Quelles leçons tirer pour l’avenir du travail ?
Le cas de Metrickal n’est pas isolé. En 2023, une étude de l’INSEE montrait que 12 % des télétravailleurs déclaraient « parfois » ou « souvent » effectuer des tâches personnelles pendant leurs heures de travail. Un chiffre qui grimpe à 23 % chez les plus jeunes. La frontière entre vie pro et vie perso est de plus en plus poreuse, surtout dans les modèles flexibles.
Pourtant, la semaine de quatre jours peut fonctionner, et même exceller, quand elle repose sur un socle commun : la responsabilité partagée. « Ce n’est pas un droit, c’est un contrat », résume Patrick Synge. « Tu as quatre jours, mais tu dois livrer. Si tu ne livres pas, on en parle. Si tu triches, tu sors. »
La clé réside dans l’équilibre entre autonomie et exigence. Des entreprises comme Decathlon ou Renault ont testé des formules hybrides, avec des résultats mitigés. Là où ça marche, c’est quand les managers passent d’une logique de contrôle à une logique de coaching. « On ne surveille plus le temps passé au bureau, on suit les résultats », explique Clara Ménès. « Et on forme les managers à cette nouvelle posture. »
A retenir
La semaine de quatre jours est-elle compatible avec le télétravail ?
Oui, mais à condition que les objectifs soient clairs, mesurables et régulièrement évalués. La flexibilité ne dispense pas de la performance. Elle exige même davantage de rigueur dans le suivi des livrables et la gestion des priorités.
Le double emploi est-il courant en télétravail ?
Il n’est pas massif, mais il existe. Les conditions du télétravail — autonomie, absence de supervision physique — peuvent favoriser des dérives, surtout si les attentes ne sont pas explicitement fixées. La prévention passe par une culture du résultat et des outils de suivi non intrusifs.

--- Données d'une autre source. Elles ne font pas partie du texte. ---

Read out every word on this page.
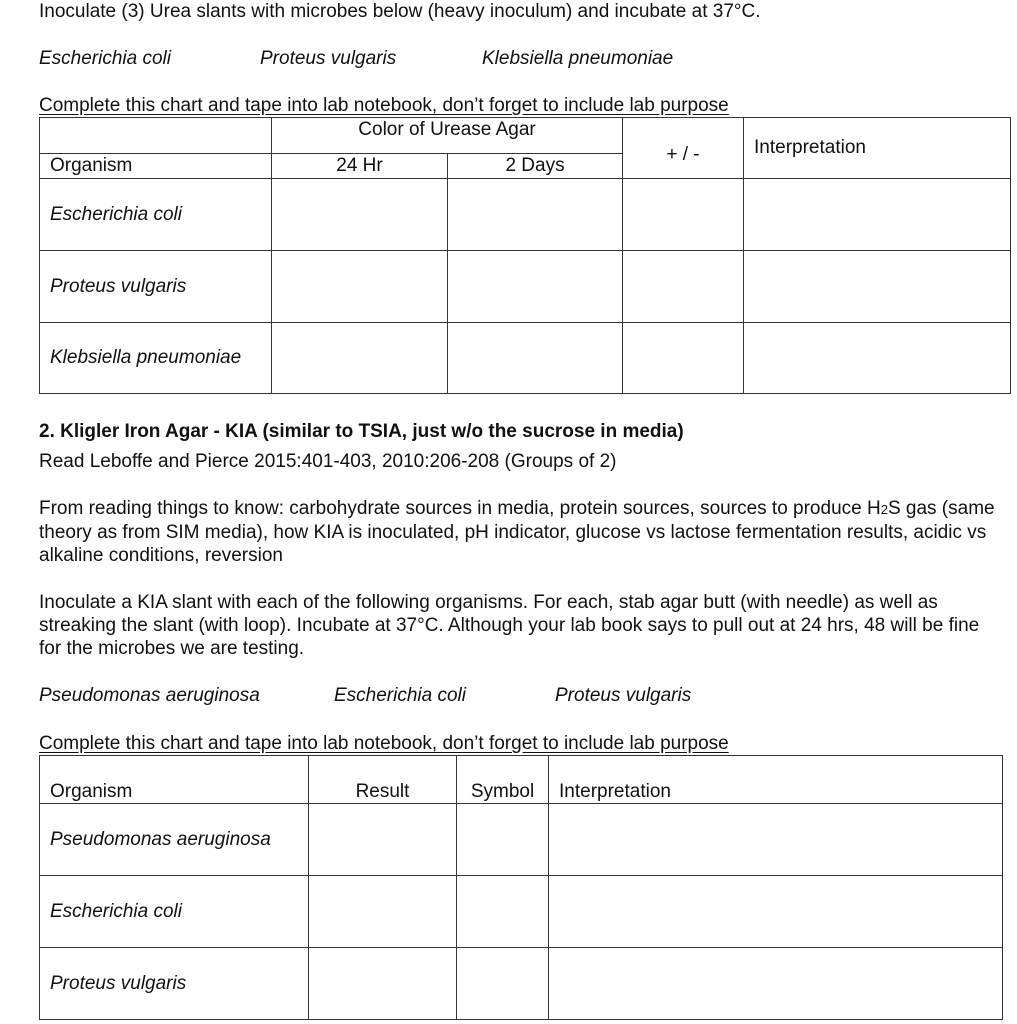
Inoculate (3) Urea slants with microbes below (heavy inoculum) and incubate at 37°C.
Escherichia coli	Proteus vulgaris	Klebsiella pneumoniae
Complete this chart and tape into lab notebook, don’t forget to include lab purpose
	Color of Urease Agar		+ / -	Interpretation
Organism	24 Hr	2 Days		
Escherichia coli				
Proteus vulgaris				
Klebsiella pneumoniae				
2. Kligler Iron Agar - KIA (similar to TSIA, just w/o the sucrose in media)
Read Leboffe and Pierce 2015:401-403, 2010:206-208 (Groups of 2)
From reading things to know: carbohydrate sources in media, protein sources, sources to produce H2S gas (same theory as from SIM media), how KIA is inoculated, pH indicator, glucose vs lactose fermentation results, acidic vs alkaline conditions, reversion
Inoculate a KIA slant with each of the following organisms. For each, stab agar butt (with needle) as well as streaking the slant (with loop). Incubate at 37°C. Although your lab book says to pull out at 24 hrs, 48 will be fine for the microbes we are testing.
Pseudomonas aeruginosa	Escherichia coli	Proteus vulgaris
Complete this chart and tape into lab notebook, don’t forget to include lab purpose
Organism	Result	Symbol	Interpretation
Pseudomonas aeruginosa			
Escherichia coli			
Proteus vulgaris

Faut-il surveiller les salariés pour éviter les abus ?
Non, mais il faut mesurer. La surveillance de masse nuit à la confiance. En revanche, des outils comme DeskTime, utilisés de manière transparente et collective, permettent d’identifier les écarts sans porter atteinte à l’intimité. L’important est que tout le monde connaisse les règles du jeu.
Peut-on avoir un job secondaire en parallèle ?
Oui, à condition qu’il soit déclaré, qu’il ne crée pas de conflit d’intérêts, et qu’il ne se fasse pas pendant les heures de travail principales. Beaucoup d’entreprises l’acceptent, voire l’encouragent, comme une forme de développement personnel, tant que la mission principale n’en pâtit pas.
Qu’est-ce qui fait tenir un modèle flexible ?
La confiance, mais une confiance éclairée. Elle se construit sur des résultats visibles, une communication honnête, et des engagements tenus. Un modèle comme la semaine de quatre jours ne fonctionne que si chaque collaborateur comprend qu’il est juge sur ses livrables, pas sur ses heures de présence.